Find recent activity
From PostgreSQL wiki
A request seen occasionally is: given a large table representing changes (whether bug comments, stock ticker prices, whatever), return the few most recently active affected objects and their latest few changes.
Obviously if you are tracking the last change time on a per-object basis there are ways to do this quickly, but at the expense of a non-HOT update of the object row for each insert on the changes table. This page shows how to get recent changes efficiently (single-digit milliseconds) from the changes table alone.
This specific example was written for the following requirement: "Given a (large) table prices(stock,price,updated), find the most recent 3 prices for each of the 10 most recently updated stocks". The presence of appropriate indexes is assumed.
WITH recursive t1 AS ( (SELECT *, array[stock] AS seen FROM prices ORDER BY updated DESC LIMIT 1) UNION ALL (SELECT (p).*, s.seen || (p).stock FROM (SELECT (SELECT p FROM prices p WHERE p.stock <> ALL (t.seen) ORDER BY p.updated DESC LIMIT 1) AS p, t1.seen FROM t1 WHERE array_upper(t1.seen,1) < 10 offset 0) s ) ), t2 AS ( SELECT stock, price, updated, 1 AS n FROM t1 UNION ALL (SELECT (p).stock, (p).price, (p).updated, s.n+1 FROM (SELECT (SELECT p FROM prices p WHERE p.stock=t2.stock AND p.updated < t2.updated ORDER BY p.updated DESC LIMIT 1) AS p, t2.n FROM t2 WHERE t2.n < 3 offset 0) s ) ) SELECT * FROM t2;
The idea here is to make use of recursion to fetch single rows in the most efficient way available, and then stop when the desired number has been reached. The assumption is that the source table is large compared to the number of rows fetched, and also that the number of distinct stocks is also reasonably large compared to the number fetched, or at least that at least 10 different stocks have updates in the most recent small fraction of the table.
The rather ugly subquery usage turns out to be required to prevent a full scan of the prices table on the final iteration of each recursive branch.
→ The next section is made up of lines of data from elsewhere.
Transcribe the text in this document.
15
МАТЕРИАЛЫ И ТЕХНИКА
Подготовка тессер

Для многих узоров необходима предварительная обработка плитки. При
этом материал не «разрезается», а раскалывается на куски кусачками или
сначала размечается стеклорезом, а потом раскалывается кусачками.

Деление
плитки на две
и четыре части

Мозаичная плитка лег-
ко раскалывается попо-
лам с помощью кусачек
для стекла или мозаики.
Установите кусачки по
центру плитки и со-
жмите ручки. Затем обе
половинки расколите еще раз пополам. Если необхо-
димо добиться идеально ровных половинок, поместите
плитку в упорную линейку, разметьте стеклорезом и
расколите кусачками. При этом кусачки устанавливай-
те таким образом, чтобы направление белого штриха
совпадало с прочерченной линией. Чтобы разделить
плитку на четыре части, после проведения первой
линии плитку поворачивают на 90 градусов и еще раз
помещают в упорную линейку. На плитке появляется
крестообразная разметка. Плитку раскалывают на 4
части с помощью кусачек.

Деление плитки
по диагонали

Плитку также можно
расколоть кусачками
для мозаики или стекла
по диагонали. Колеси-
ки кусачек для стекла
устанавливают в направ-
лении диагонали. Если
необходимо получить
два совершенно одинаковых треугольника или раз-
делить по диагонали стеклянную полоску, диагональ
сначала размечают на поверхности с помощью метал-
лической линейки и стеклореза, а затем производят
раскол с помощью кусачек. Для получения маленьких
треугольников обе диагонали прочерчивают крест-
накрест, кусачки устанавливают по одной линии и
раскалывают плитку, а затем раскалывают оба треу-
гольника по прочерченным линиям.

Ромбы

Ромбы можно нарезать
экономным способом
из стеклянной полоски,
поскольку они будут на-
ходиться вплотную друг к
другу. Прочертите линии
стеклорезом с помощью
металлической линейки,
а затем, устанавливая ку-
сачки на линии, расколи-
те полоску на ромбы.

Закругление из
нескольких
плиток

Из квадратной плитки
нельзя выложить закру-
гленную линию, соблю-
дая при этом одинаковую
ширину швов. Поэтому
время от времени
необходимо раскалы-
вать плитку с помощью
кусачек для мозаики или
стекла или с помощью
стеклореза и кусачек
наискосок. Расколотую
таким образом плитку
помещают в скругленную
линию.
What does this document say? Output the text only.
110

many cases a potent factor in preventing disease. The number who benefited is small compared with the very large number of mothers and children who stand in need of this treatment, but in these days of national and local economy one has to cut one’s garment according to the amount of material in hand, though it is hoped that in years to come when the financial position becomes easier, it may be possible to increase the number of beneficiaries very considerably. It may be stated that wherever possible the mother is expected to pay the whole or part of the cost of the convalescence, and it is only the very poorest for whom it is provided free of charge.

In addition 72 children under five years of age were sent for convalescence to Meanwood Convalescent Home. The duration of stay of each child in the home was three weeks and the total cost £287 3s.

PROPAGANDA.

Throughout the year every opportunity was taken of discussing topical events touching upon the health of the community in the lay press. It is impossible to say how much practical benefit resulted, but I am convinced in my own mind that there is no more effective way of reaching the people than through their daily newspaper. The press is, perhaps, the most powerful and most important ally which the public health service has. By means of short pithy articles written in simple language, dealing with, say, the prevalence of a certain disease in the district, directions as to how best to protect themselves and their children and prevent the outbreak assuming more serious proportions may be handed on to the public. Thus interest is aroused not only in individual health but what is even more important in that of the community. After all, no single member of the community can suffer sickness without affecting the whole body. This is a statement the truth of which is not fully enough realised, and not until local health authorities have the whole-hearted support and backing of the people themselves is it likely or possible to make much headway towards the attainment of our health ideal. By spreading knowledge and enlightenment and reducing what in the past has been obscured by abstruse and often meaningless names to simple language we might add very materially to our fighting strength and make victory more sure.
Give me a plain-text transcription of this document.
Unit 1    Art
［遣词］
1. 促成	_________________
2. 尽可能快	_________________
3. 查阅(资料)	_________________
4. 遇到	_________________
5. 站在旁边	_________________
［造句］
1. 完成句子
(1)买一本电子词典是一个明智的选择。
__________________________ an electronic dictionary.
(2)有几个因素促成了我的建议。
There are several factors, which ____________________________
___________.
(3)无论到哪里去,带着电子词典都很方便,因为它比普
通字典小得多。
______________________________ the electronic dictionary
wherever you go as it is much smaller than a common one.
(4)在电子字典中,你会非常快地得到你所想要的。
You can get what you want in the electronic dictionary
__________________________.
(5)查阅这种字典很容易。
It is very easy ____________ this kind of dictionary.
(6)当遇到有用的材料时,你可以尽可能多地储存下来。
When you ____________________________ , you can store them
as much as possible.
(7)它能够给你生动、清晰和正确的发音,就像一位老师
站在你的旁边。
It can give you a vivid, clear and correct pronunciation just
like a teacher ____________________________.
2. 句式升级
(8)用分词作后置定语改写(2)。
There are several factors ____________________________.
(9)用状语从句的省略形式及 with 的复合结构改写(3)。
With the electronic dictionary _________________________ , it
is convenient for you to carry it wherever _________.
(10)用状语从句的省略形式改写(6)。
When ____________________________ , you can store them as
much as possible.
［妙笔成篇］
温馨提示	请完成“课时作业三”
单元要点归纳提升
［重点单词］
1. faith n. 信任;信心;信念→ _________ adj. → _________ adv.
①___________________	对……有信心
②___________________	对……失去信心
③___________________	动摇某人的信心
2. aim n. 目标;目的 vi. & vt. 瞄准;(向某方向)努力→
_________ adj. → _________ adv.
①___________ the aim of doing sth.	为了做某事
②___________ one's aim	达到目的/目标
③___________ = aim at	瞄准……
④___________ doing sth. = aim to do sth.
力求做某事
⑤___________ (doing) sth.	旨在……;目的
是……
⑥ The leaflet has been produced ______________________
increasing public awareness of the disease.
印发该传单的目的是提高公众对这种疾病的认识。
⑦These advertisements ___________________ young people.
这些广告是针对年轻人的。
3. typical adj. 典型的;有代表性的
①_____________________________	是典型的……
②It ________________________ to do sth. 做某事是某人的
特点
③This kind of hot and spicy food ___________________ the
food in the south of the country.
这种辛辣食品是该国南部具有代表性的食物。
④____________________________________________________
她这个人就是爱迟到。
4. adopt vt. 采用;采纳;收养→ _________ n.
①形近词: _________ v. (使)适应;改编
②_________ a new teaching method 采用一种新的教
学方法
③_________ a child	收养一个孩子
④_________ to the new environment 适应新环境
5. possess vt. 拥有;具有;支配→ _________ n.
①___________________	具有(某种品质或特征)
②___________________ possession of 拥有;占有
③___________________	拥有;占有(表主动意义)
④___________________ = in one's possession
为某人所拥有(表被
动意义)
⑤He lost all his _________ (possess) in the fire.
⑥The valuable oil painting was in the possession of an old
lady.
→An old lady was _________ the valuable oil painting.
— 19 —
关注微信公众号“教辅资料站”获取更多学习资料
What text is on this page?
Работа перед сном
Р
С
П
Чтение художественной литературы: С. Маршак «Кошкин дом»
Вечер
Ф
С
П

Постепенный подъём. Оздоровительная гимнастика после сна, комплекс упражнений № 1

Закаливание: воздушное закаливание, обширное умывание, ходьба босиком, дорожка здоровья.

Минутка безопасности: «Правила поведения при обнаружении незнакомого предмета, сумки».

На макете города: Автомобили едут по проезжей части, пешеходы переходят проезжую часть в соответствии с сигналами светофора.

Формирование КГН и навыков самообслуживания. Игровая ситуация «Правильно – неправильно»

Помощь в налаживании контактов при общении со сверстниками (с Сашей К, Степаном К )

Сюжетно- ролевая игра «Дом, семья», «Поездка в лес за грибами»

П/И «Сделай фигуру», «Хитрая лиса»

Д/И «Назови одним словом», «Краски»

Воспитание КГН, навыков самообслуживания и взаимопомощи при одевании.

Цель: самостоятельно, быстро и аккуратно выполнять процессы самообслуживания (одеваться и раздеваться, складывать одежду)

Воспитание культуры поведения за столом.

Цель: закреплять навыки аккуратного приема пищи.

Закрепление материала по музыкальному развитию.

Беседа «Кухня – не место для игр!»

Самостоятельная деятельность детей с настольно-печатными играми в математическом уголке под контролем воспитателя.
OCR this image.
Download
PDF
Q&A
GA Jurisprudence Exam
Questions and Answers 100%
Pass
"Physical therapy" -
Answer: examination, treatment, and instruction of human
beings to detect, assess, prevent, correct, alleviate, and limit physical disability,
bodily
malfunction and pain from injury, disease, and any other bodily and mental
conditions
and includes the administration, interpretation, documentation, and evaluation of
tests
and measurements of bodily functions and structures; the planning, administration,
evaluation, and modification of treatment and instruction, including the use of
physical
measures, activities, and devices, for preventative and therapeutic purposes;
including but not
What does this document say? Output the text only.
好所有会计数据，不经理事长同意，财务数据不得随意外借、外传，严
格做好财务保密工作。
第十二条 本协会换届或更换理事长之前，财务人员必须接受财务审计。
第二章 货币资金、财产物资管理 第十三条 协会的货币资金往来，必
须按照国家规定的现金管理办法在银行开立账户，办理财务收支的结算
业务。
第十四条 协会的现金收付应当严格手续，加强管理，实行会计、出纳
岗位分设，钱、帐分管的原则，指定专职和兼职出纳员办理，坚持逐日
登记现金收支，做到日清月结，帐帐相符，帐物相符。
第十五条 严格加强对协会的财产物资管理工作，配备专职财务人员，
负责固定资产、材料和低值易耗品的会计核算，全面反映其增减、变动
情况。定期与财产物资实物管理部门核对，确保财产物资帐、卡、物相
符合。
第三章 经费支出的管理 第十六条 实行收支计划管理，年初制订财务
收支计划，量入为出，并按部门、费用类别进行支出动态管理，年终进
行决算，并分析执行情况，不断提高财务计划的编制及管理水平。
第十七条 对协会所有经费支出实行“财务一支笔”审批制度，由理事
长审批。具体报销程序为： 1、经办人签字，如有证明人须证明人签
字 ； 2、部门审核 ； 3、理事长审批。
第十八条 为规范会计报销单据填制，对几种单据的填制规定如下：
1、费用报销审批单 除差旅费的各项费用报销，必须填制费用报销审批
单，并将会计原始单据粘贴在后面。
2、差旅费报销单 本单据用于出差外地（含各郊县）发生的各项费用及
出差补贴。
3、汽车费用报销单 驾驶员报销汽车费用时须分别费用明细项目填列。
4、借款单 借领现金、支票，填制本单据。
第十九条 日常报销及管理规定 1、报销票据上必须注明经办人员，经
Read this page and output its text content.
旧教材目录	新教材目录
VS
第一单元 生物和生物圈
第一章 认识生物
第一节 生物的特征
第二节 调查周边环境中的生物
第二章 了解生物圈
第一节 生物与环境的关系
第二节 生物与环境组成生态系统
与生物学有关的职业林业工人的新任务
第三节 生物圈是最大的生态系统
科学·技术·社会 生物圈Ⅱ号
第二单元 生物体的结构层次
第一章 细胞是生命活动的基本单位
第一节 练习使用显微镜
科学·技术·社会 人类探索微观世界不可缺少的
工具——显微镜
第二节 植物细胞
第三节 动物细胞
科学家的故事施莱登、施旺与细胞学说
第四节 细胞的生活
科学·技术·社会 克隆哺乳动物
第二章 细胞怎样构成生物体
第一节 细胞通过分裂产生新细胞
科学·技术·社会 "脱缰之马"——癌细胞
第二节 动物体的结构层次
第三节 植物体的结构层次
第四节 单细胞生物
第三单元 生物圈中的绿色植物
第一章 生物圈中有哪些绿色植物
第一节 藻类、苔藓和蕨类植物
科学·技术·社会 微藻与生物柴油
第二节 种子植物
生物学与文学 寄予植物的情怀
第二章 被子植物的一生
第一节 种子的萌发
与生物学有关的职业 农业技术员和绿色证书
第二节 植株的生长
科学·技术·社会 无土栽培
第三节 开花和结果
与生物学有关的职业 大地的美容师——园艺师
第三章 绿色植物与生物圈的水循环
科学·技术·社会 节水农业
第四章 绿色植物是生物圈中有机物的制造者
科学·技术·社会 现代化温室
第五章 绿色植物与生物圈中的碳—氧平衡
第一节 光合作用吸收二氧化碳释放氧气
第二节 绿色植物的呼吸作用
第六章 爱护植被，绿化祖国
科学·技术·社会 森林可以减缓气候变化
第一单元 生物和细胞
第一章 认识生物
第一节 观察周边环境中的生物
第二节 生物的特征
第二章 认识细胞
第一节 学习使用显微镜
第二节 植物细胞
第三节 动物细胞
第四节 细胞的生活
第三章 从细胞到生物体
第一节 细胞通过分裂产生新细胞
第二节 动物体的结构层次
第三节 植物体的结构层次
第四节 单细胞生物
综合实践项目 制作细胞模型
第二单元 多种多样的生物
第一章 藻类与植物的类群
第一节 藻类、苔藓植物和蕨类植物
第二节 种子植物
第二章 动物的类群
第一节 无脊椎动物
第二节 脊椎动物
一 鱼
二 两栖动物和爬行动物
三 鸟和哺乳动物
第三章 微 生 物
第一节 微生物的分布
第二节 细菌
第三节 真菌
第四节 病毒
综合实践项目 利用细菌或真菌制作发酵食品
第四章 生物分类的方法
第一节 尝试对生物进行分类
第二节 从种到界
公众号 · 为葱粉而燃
The following variation is for a "return the most recent 5 posts for each topic" query:
WITH recursive rp AS (SELECT (p).*, 1 AS rcount FROM (SELECT (SELECT p FROM posts p WHERE p.topic_id=t.topic_id ORDER BY p.post_ts DESC, p.post_id DESC LIMIT 1) AS p FROM topics t offset 0) s WHERE (p).post_id IS NOT NULL UNION ALL SELECT (p).*, s.rcount + 1 FROM (SELECT (SELECT p FROM posts p WHERE p.topic_id=rp.topic_id AND (p.post_ts,p.post_id) < (rp.post_ts,rp.post_id) ORDER BY p.post_ts DESC, p.post_id DESC LIMIT 1) AS p, rp.rcount FROM rp WHERE rp.rcount < 5 offset 0) s WHERE (p).post_id IS NOT NULL) SELECT * FROM rp;